Die Provinzregierung verfügt über ein Jahresbudget von umgerechnet mehr als einer halben Milliarde US-Dollar. Trotzdem bringt sie es nicht fertig, die Infrastruktur auszubauen oder ein Programm zur Armutsminderung aufzulegen. Deshalb gehört die Region, die nur zwei Autostunden von Indonesiens Hauptstadt Jakarta entfernt liegt, zu den ärmsten des Landes. Im Regierungsbezirk Lebak etwa lebt knapp die Hälfte der 1,27 Millionen Einwohner unterhalb der Armutsgrenze und viele Kinder sind unterernährt.
Der Staasapparat bedient sich selbst
Dies mag surreal escheinen, aber es spiegelt die Bedeutung von „Entwicklung“ in Indonesien wider: Der Staatsapparat bedient sich selbst, die politischen Entscheidungsträger sind zu einer korrupten Clique von Finanzmaklern verkommen und Geschäftsleute lassen sich gegen Bezahlung öffentliche Aufträge zuschanzen.

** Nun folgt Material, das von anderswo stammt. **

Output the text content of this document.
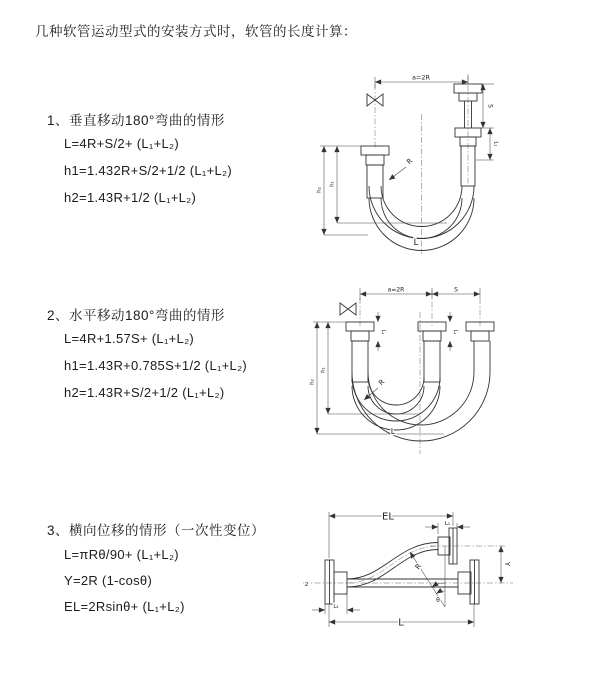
几种软管运动型式的安装方式时，软管的长度计算：
1、垂直移动180°弯曲的情形
L=4R+S/2+ (L₁+L₂)
h1=1.432R+S/2+1/2 (L₁+L₂)
h2=1.43R+1/2 (L₁+L₂)
2、水平移动180°弯曲的情形
L=4R+1.57S+ (L₁+L₂)
h1=1.43R+0.785S+1/2 (L₁+L₂)
h2=1.43R+S/2+1/2 (L₁+L₂)
3、横向位移的情形（一次性变位）
L=πRθ/90+ (L₁+L₂)
Y=2R (1-cosθ)
EL=2Rsinθ+ (L₁+L₂)
a=2R
S
L₁
h₁
h₂
R
L
a=2R	S
L₁	L₁
h₁
h₂	R
L
EL
L₁
Y
L
L₂
z
R
θ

Die einfachen Bürger leben von der Hand in den Mund, als ob die Regierung für sie gar nicht existieren würde.
Im Indonesischen wird Entwicklung mit dem Wort „pembangunan“ bezeichnet. Es kann bedeuten, dass etwas im wörtlichen Sinne hergestellt oder gebaut wird. Zugleich kann es heißen, dass gemeinsame Anstrengungen für das Wohlergehen der Nation unternommen werden. In der ersten Zeit nach der Unabhängigkeit Indonesiens von Japan 1945 diente das Wort als Slogan im Kampf gegen die Überbleibsel der Kolonialherrschaft. Den Staatsapparat beherrschten die Nationalisten unter Präsident Sukarno bereits, und „Entwicklung“ diente als Schlachtruf dafür, anstelle der kolonial geprägten Wirtschaft des Landes eine nationale zu schaffen. Das wichtigste Instrument dafür waren Verstaatlichungen.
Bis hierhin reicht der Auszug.